The trails of words
The immediate present, such as the Holiday Season that is so often no longer publicly recognized as Christmas, gives us an opportunity to peer into a few of the tracks and trails contained in words with long histories we indistinctly know or are sometimes not aware of at all. The Holiday (Christmas) Season carries one interesting trail in the ancient term Advent. The current Christian Calendar holds Advent as the Coming of Christ culminating at birth on December 25. But use of advent was in circulation well before it came to be associated with the singular event Christians call Advent. Interestingly, the earlier applications of advent (from Latin) also had a religious context in the Roman world. An advent in those times was the coming of any important event as seen or forecast by an Augur, a Roman Priest who read and interpreted the signs, portents, and omens. A true Roman citizen had the duty and responsibility to honor and uphold the Republic as both a civic and religious obligation. There is a clearly superstitious element in portents (also called auguries). If the signs and timing were favorable a prospect was said to augur well. That’s not an expression you’ll hear often, but it goes back further than I’ll trail it here.
A term such as advent comes with a history from Greco Roman times that became the Christian Era that is also known as Western Culture. A past record of religious belief is held in language in somewhat the same way an ancient insect is encapsulated in amber. I don’t think it’s reasonable to attempt forcing separation of words from their varied histories and expect to have much left after doing so other than drooling ignorance happy to be oblivious of the many sides of meaning. It’s also, I think, ironic that effort to clean and correct our usage and terms to be non-offensive is a modern form of superstition based on fears and suppositions about the ways this or that might be seen. I find superstition the same whether held in regard of gods and demons or of human groups and cultures. Modern day Augurs are quick to foretell what ominous things will befall if this magic expression isn’t used instead of a supposedly ill incantation left over from a past we are told to reject with superstitious sureness. Deliberate avoidance of the past is hardly different in function from ignorance of it. A cultural tradition such as that we call Western has roots that can’t be discarded without radical loss of content. Nip picking about approved meaning is a fine thing to occupy the fancy until the favored solution becomes removal of the head as the best way to get rid of a louse.
Whether a person is aware of it or not or whether they approve of it or not contemporary Western culture and civilization has Judeo Christian content in much the same way as it retains concepts going back to the Greco Roman era. To some this is quite bothersome and offensive. I feel sorry for them because that seems about as reasonable as being offended by your pancreas or bothered by having an appendix.

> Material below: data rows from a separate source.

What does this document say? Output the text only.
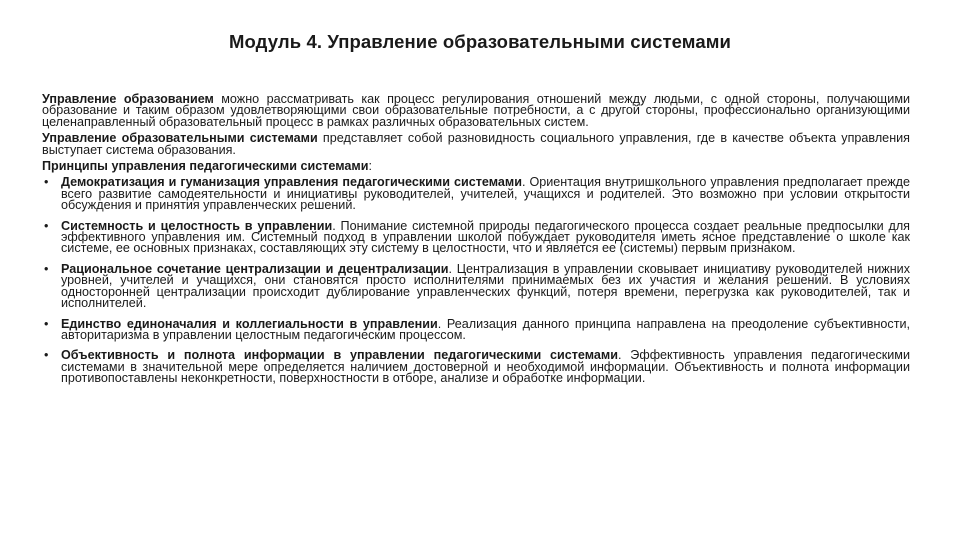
Модуль 4. Управление образовательными системами

Управление образованием можно рассматривать как процесс регулирования отношений между людьми, с одной стороны, получающими образование и таким образом удовлетворяющими свои образовательные потребности, а с другой стороны, профессионально организующими целенаправленный образовательный процесс в рамках различных образовательных систем.

Управление образовательными системами представляет собой разновидность социального управления, где в качестве объекта управления выступает система образования.

Принципы управления педагогическими системами:

• Демократизация и гуманизация управления педагогическими системами. Ориентация внутришкольного управления предполагает прежде всего развитие самодеятельности и инициативы руководителей, учителей, учащихся и родителей. Это возможно при условии открытости обсуждения и принятия управленческих решений.
• Системность и целостность в управлении. Понимание системной природы педагогического процесса создает реальные предпосылки для эффективного управления им. Системный подход в управлении школой побуждает руководителя иметь ясное представление о школе как системе, ее основных признаках, составляющих эту систему в целостности, что и является ее (системы) первым признаком.
• Рациональное сочетание централизации и децентрализации. Централизация в управлении сковывает инициативу руководителей нижних уровней, учителей и учащихся, они становятся просто исполнителями принимаемых без их участия и желания решений. В условиях односторонней централизации происходит дублирование управленческих функций, потеря времени, перегрузка как руководителей, так и исполнителей.
• Единство единоначалия и коллегиальности в управлении. Реализация данного принципа направлена на преодоление субъективности, авторитаризма в управлении целостным педагогическим процессом.
• Объективность и полнота информации в управлении педагогическими системами. Эффективность управления педагогическими системами в значительной мере определяется наличием достоверной и необходимой информации. Объективность и полнота информации противопоставлены неконкретности, поверхностности в отборе, анализе и обработке информации.
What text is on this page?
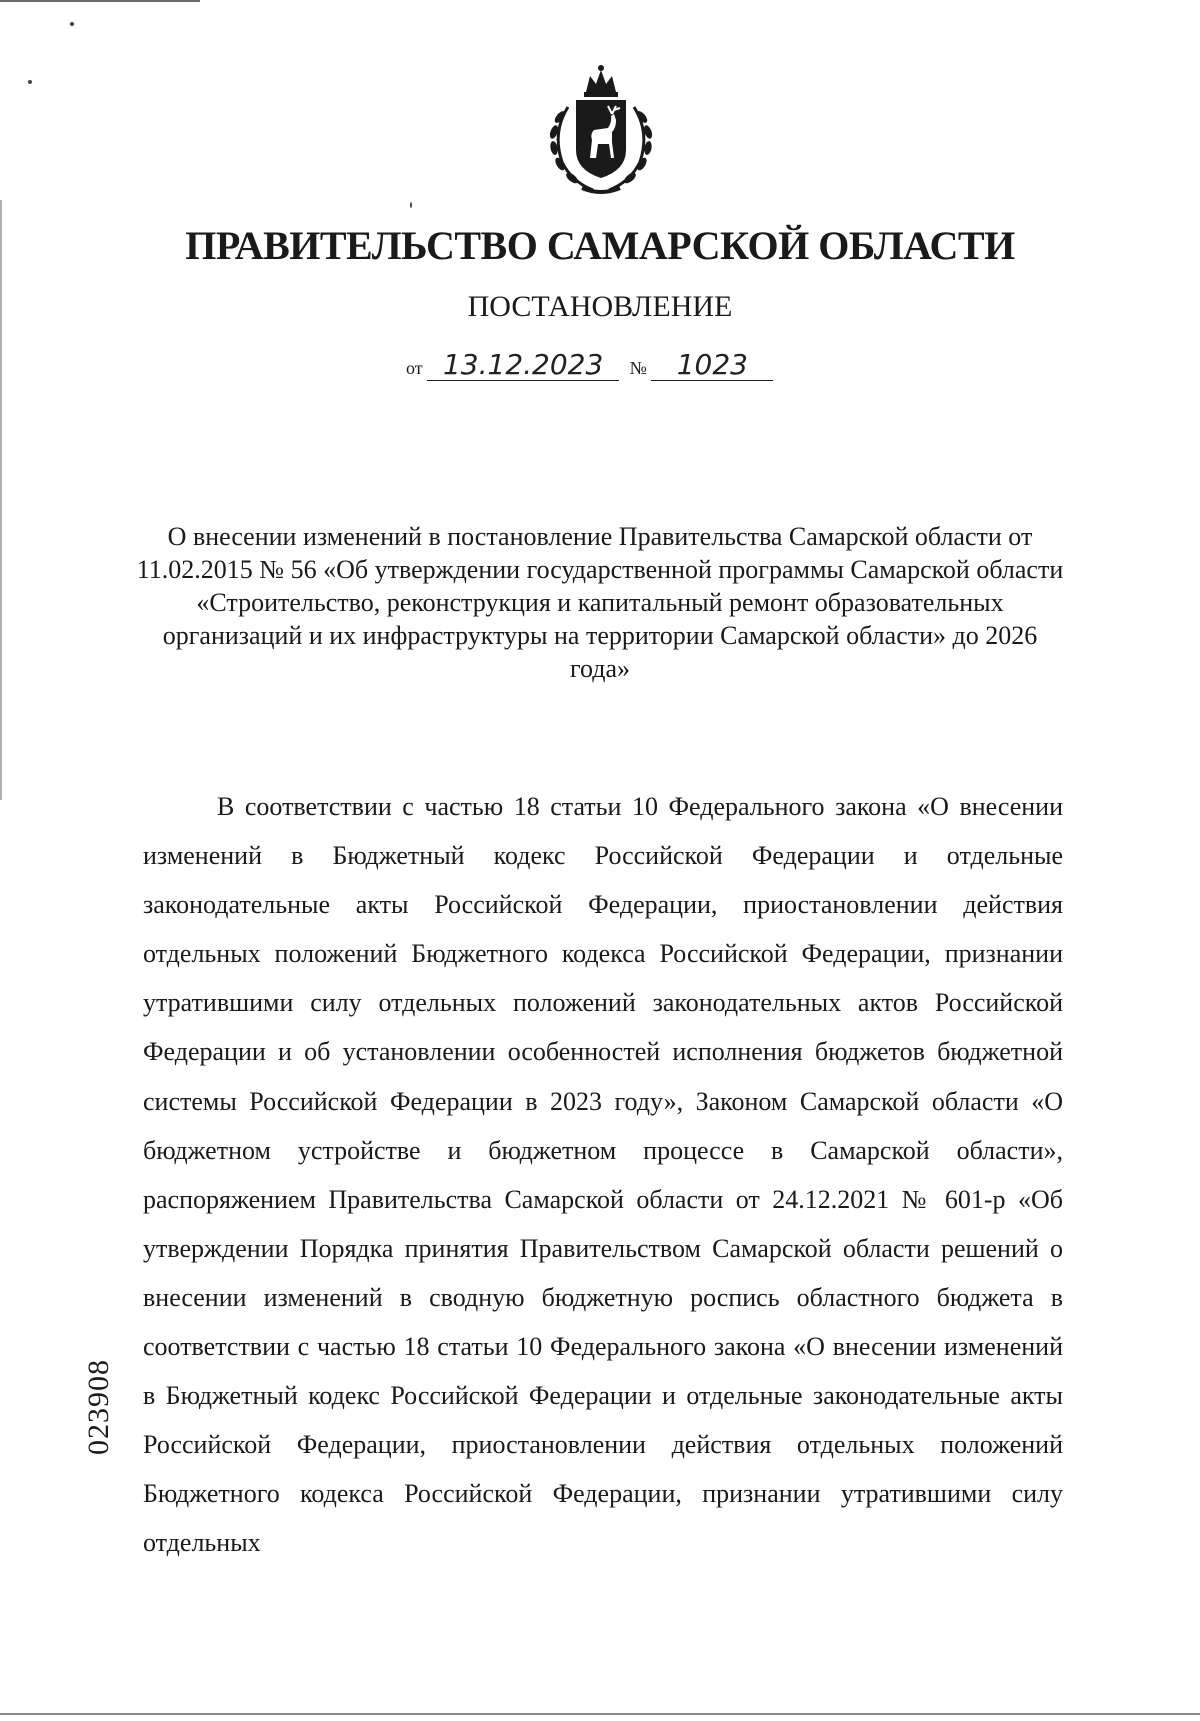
ПРАВИТЕЛЬСТВО САМАРСКОЙ ОБЛАСТИ
ПОСТАНОВЛЕНИЕ
от 13.12.2023 № 1023
О внесении изменений в постановление Правительства Самарской области от 11.02.2015 № 56 «Об утверждении государственной программы Самарской области «Строительство, реконструкция и капитальный ремонт образовательных организаций и их инфраструктуры на территории Самарской области» до 2026 года»

В соответствии с частью 18 статьи 10 Федерального закона «О внесении изменений в Бюджетный кодекс Российской Федерации и отдельные законодательные акты Российской Федерации, приостановлении действия отдельных положений Бюджетного кодекса Российской Федерации, признании утратившими силу отдельных положений законодательных актов Российской Федерации и об установлении особенностей исполнения бюджетов бюджетной системы Российской Федерации в 2023 году», Законом Самарской области «О бюджетном устройстве и бюджетном процессе в Самарской области», распоряжением Правительства Самарской области от 24.12.2021 № 601-р «Об утверждении Порядка принятия Правительством Самарской области решений о внесении изменений в сводную бюджетную роспись областного бюджета в соответствии с частью 18 статьи 10 Федерального закона «О внесении изменений в Бюджетный кодекс Российской Федерации и отдельные законодательные акты Российской Федерации, приостановлении действия отдельных положений Бюджетного кодекса Российской Федерации, признании утратившими силу отдельных

023908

It seems to me, too, that complaint often misses the simple notion that a society could do much worse than have the birth of a child at Christmastide as a prominent symbol. The tradition is understandably human and of ancestry predating the Christian era because celebrating around the time when short days begin growing longer is human as awareness of the seasons. I would not be anywhere near the first to note a connection between contemporary celebrations and ancient observances. Whether it was an Augur foretelling an advent or a Priest announcing Advent the theme of looking forward to a brighter future is present and alive. It is optimistic. From my point of view as well it appears that at least some of what we call humanism or populism or social justice stems from recognition of birth and rebirth as positive values represented in symbols and in religious observance. It’s a much tougher slog to reach humanism by way of a route filled with punishing demons than it is following (so to speak) a star to a stable holding a lowly child who becomes an instrument of inspiration. There are lots of dark spots in the past and current of our culture, but things would likely be a good deal darker if the dominating theme was subservience.
I’m probably as poor an excuse for a Christian as you’d find. I say that in recognition of the ills that can come of religion but also with some awareness that specific elements of religious belief are constructive. I do not have to believe in divinity or be an Adventist to feel a positive result from articles of faith featuring rebirth, forgiveness, or the value of humbly making a sacrifice for others. Those are worthy human values. All of us have or follow a creed of some sort. Better it be one with human leanings than a dogma of death.
There’s a funny thing about death. Before Christianity made its impact death in the form of offering animal sacrifice (death) was a major part of religious ritual and belief. (Ritual animal slaughter is still important in some beliefs, including some that are widely practiced.) Ancient Greece and Rome were each full of blood offerings for all manner of placating and pleasing gods in one’s favor. Burnt offerings and animal sacrifice was also a prominent element in Judaism as it was in much ancient religious belief. Consider the intellectual leap from actual animal sacrifice to the symbolic form known as communion. In the trail of words communion is a form of human union, a social agreement recognizing shared human values rather than an imposed system of correct ritual. The most mystical side of faith is found in loving one another as communing humans. The root of this mystic belief is very old. Its cultivation is something to work toward with eyes open to the wonderful leap toward love unknown.